冻存细胞的错误时机主要有：细胞量太少，细胞状态不好，细胞变形严重，或者细胞生长堆积，一旦生长过平顶期，培养基就会变得很黄，细胞可疑污染；镜下观察细胞有很多碎片或者不明物；培养时间过长，连续培养超过二个月，细胞性状已有改变。

　　解决方法：

　　选择细胞冻存的最佳时机：细胞增殖旺盛，情况稳定，试验效果良好，复苏后两周内开始冻存一批，再往下传的用来做实验。

　　1. 细胞太少：冻存时细胞浓度低于1- 5*10^5CELL/VIAL,复苏很难成功,原因：细胞和细胞间会又间隙接触反应, 解决：离心后调整细胞浓度，把细胞种更小的孔板中.

　　2. 培养基很黄时，冻存复苏后几天不长：在细胞生长平顶期冻存的细胞会在解冻后有几天停滞状态，原因：细胞在生长平顶期已经停止生长，冻存后也保持互相间抑制的信号，解决办法：用胰酶消化重新铺板；

　　3. 细胞污染或者有很多小黑点：冻存管的盖子一定要拧紧，否则复苏水浴时会渗水，造成污染。

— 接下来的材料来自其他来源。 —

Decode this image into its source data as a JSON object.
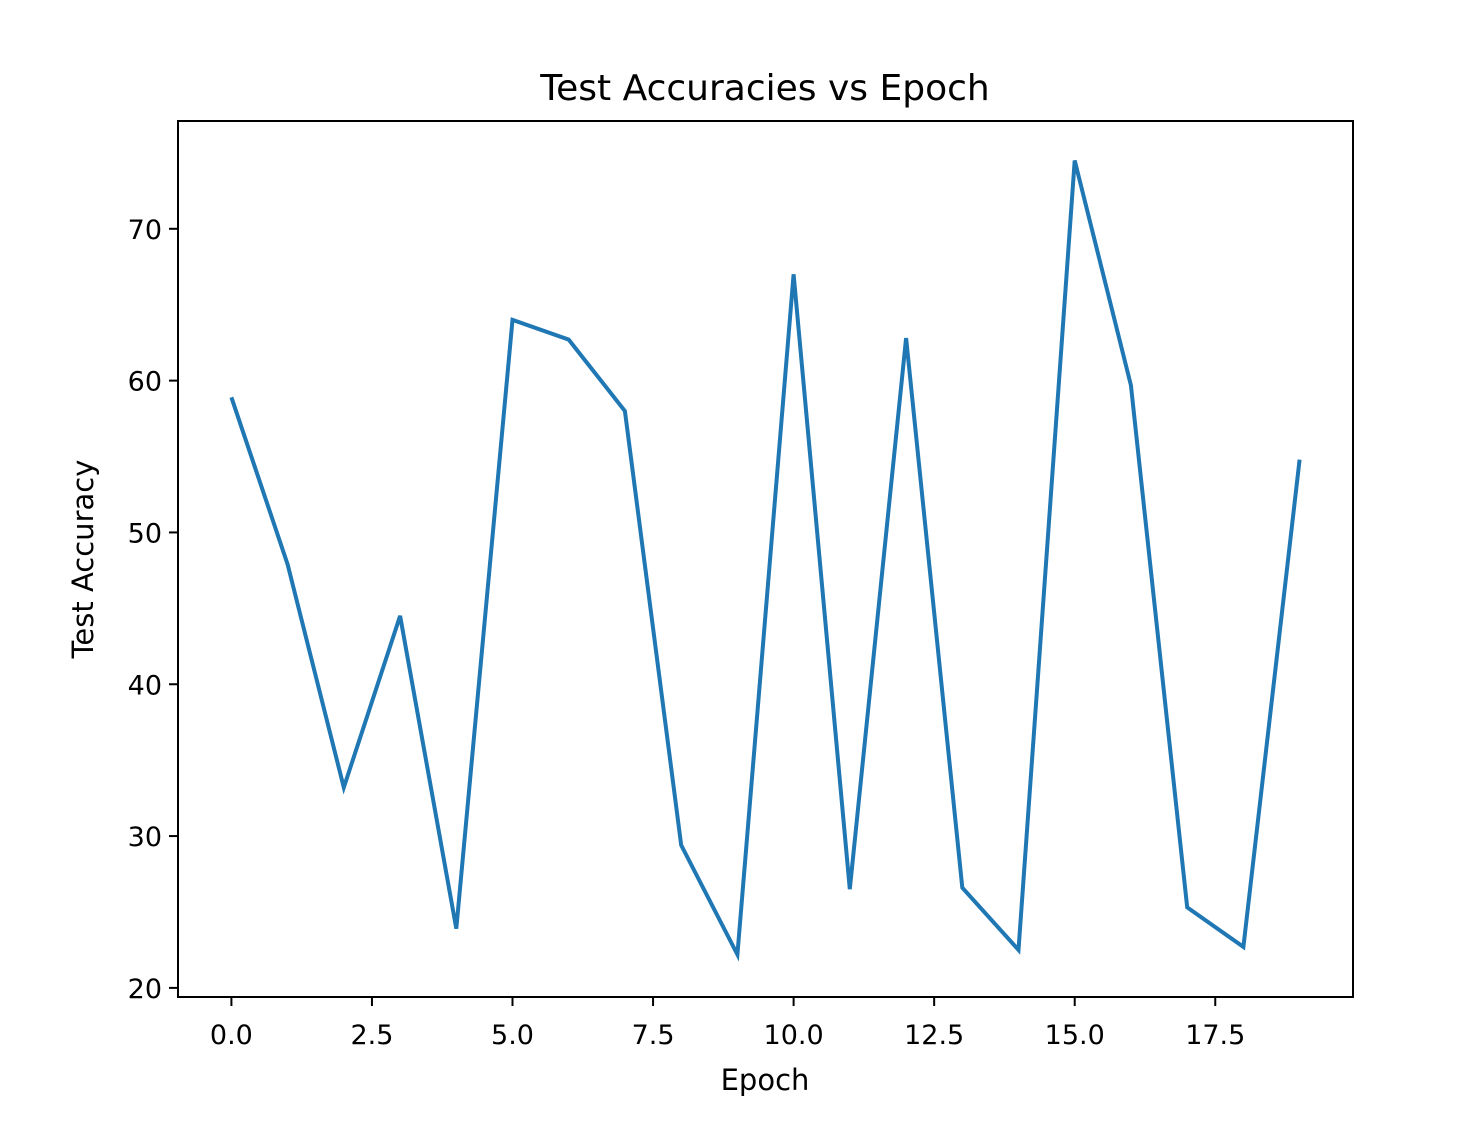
{
  "chart_data": {
    "type": "line",
    "title": "Test Accuracies vs Epoch",
    "xlabel": "Epoch",
    "ylabel": "Test Accuracy",
    "xlim": [
      -0.95,
      19.95
    ],
    "ylim": [
      19.4,
      77.1
    ],
    "grid": false,
    "legend": "none",
    "xticks": [
      0.0,
      2.5,
      5.0,
      7.5,
      10.0,
      12.5,
      15.0,
      17.5
    ],
    "xtick_labels": [
      "0.0",
      "2.5",
      "5.0",
      "7.5",
      "10.0",
      "12.5",
      "15.0",
      "17.5"
    ],
    "yticks": [
      20,
      30,
      40,
      50,
      60,
      70
    ],
    "ytick_labels": [
      "20",
      "30",
      "40",
      "50",
      "60",
      "70"
    ],
    "x": [
      0,
      1,
      2,
      3,
      4,
      5,
      6,
      7,
      8,
      9,
      10,
      11,
      12,
      13,
      14,
      15,
      16,
      17,
      18,
      19
    ],
    "series": [
      {
        "color": "#1f77b4",
        "values": [
          58.9,
          47.9,
          33.2,
          44.5,
          23.9,
          64.0,
          62.7,
          58.0,
          29.4,
          22.2,
          67.0,
          26.5,
          62.8,
          26.6,
          22.5,
          74.5,
          59.7,
          25.3,
          22.7,
          54.8
        ]
      }
    ]
  }
}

复苏细胞的时候尽量避免冻存管接缝处沾水，防止支原体污染，实验室定期用过氧化氢熏蒸，细胞小黑点增多时用支原体检测试剂盒检测，并且及时清除。

　　4. 程序降温盒导致的细胞复苏不活：放在－80 度的冻存盒，壁太薄，细胞在被迅速降温，使用普通的冻存液抗氧化和抗冻添加物不够，导致细胞内产生大量冰晶杀死细胞.

　　5 . -80 度太久导致细胞状态不好，原因：冰箱的温度难以恒定：开门 / 关门过于频繁，冰箱电压不稳等.解决办法：尽快转入液氮。

　　6. 液氮不足：液面不能漫过所有细胞。解决：定期测量液氮储备，保证细胞全部浸在液面下，小提醒：有几个细胞需要气相保存的，不能浸入液氮里，挪细胞的时候需要注意一下。

　　7. 取错细胞：找不到 / 拿错冻存管。原因：没有标记好细胞，没有做好库存记录，解决：冻存细胞时在每支冻存管都标上细胞的名称，冻存时间，并记录在册。